Os mantos de gelo à base do mar foram fundamentais para acelerar o processo de aquecimento da penúltima deglaciação. “As correntes marinhas contribuem para o derretimento da base dessas geleiras e, à medida que essas estruturas se tornam mais fluidas e frágeis, a velocidade de progressão das geleiras se acelera e o gelo é descarregado diretamente no mar a uma taxa que não permite que a geleira se desfaça. regenerar”, explica a professora Judit Torner, membro do UB Consolidated Research Group in Marine Geosciences e coautora do estudo.

No entanto, a descarga direta de gelo no oceano tem um impacto direto nas correntes oceânicas e causou uma desaceleração abrupta da circulação marinha no Atlântico Norte.

“Isso aconteceu repetidamente no passado, mas nosso estudo indica que esse processo foi particularmente intenso, rápido e prolongado durante o penúltimo degelo”, acrescenta Torner.

Essa mudança na circulação foi decisiva na evolução do clima, pois afetou diretamente o ciclo do carbono oceânico, com aumento dos níveis de CO2 atmosférico e, portanto, do efeito estufa da atmosfera. “Isso causou uma enorme amplificação do processo de aquecimento durante essa penúltima deglaciação”, apontam os pesquisadores.

Geleiras do passado, lições do presente

Hoje, grande parte das geleiras da Groenlândia e da Antártida tem uma base marinha que mostra sinais de derretimento e desestabilização.

Outro motivo de preocupação é que os processos oceânicos e atmosféricos que reagiram ao degelo descritos no artigo não são diferentes dos descritos em outras deglaciações, “mas a penúltima deglaciação — diz Isabel Cacho — é única no sentido de que deu lugar a um período interglacial mais quente que o atual (cerca de 0,5-1,5ºC mais quente que as temperaturas pré-industriais)”. Essas condições duraram séculos e causaram um derretimento superior do gelo na Groenlândia e na Antártida, elevando o nível do mar em 5-6 metros acima dos níveis atuais. “Isso sugere que não apenas os processos de feedback em si, mas a velocidade com que eles reagem, são capazes de moldar a intensidade das mudanças climáticas”.

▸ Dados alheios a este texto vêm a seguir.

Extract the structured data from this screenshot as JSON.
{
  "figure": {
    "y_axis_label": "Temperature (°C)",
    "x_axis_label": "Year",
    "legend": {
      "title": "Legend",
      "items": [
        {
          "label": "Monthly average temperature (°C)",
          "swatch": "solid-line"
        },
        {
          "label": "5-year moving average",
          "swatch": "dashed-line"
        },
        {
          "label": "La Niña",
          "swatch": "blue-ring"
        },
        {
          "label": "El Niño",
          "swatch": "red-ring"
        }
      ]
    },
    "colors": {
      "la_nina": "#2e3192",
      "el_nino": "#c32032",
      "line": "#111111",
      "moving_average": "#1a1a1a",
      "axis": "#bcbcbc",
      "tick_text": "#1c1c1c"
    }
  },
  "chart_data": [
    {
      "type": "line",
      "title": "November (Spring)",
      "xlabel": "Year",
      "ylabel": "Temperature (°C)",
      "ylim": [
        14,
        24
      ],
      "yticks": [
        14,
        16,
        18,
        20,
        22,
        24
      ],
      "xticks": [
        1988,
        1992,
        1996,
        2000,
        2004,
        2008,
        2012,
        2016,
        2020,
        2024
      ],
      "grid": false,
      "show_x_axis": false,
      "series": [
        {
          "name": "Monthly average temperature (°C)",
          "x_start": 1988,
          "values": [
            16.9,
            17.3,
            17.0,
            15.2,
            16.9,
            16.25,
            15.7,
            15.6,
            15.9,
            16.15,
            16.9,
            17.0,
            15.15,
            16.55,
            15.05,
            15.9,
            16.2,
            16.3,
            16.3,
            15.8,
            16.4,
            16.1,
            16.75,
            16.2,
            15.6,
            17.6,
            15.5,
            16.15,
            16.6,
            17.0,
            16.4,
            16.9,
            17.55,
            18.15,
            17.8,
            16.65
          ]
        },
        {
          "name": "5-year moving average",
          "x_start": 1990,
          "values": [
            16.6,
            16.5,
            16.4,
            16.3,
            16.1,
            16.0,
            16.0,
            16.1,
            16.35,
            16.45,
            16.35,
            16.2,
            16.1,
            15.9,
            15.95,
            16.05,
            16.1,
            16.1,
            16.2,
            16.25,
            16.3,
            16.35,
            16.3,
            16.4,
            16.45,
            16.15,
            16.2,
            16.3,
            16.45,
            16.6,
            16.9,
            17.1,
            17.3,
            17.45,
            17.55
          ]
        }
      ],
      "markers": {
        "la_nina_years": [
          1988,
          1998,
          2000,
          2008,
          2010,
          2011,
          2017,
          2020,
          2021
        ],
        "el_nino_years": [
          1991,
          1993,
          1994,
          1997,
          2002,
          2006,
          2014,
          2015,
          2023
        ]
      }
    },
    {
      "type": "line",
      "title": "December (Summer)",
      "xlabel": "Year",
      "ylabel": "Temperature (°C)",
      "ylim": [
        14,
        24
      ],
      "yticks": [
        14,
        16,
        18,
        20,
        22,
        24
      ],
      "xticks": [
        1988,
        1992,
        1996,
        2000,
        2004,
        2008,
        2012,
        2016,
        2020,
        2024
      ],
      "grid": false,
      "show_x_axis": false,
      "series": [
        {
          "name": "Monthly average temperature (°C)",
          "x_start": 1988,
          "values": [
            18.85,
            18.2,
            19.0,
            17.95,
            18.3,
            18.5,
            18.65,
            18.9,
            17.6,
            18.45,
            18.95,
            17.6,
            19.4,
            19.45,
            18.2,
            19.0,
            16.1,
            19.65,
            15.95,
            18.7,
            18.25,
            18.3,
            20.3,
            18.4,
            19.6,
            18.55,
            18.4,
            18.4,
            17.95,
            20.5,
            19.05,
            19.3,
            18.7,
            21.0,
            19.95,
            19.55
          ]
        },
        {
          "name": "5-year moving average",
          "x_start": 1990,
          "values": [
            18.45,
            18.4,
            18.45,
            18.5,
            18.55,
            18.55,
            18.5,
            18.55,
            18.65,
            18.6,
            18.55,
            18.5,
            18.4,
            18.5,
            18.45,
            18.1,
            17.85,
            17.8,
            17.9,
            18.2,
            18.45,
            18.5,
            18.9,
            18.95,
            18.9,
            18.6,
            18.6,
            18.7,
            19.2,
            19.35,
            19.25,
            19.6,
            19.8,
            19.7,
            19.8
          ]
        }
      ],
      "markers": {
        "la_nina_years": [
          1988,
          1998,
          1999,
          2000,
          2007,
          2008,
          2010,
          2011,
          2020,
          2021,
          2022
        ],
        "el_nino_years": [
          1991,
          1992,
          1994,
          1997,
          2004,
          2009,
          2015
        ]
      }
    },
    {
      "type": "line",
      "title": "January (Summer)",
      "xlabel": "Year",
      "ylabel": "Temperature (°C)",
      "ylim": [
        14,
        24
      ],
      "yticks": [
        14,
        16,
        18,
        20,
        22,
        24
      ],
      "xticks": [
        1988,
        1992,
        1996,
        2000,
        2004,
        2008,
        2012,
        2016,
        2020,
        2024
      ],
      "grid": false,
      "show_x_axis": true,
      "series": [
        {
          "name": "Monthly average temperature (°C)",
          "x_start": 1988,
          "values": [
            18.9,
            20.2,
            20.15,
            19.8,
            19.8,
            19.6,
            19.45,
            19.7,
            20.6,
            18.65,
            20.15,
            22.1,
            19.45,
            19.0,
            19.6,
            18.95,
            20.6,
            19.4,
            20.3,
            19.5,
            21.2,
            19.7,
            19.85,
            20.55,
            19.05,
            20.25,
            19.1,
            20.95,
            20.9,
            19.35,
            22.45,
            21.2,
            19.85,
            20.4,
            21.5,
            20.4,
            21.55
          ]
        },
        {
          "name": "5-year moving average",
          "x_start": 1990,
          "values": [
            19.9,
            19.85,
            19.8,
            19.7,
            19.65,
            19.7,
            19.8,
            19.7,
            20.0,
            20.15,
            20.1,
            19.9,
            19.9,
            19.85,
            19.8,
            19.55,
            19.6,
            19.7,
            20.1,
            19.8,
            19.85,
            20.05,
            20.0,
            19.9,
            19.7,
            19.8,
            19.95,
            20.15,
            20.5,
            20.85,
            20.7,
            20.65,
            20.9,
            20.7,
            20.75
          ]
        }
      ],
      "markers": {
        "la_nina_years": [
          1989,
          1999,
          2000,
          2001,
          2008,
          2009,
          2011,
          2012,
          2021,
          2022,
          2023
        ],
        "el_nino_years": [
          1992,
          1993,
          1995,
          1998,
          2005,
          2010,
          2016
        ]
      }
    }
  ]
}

“Isso é muito preocupante, pois estamos vivendo a mudança climática mais rápida da história do nosso planeta. Nossas observações de climas passados confirmam as projeções climáticas disponíveis, instando-nos a adotar medidas para conter o aquecimento global abaixo de 1,5°C e, assim, desacelerar uma série de mudanças que terão um alto custo para nós e os ecossistemas que nos sustentam. Mas conter as mudanças climáticas requer ação imediata em todos os níveis”, concluem os pesquisadores.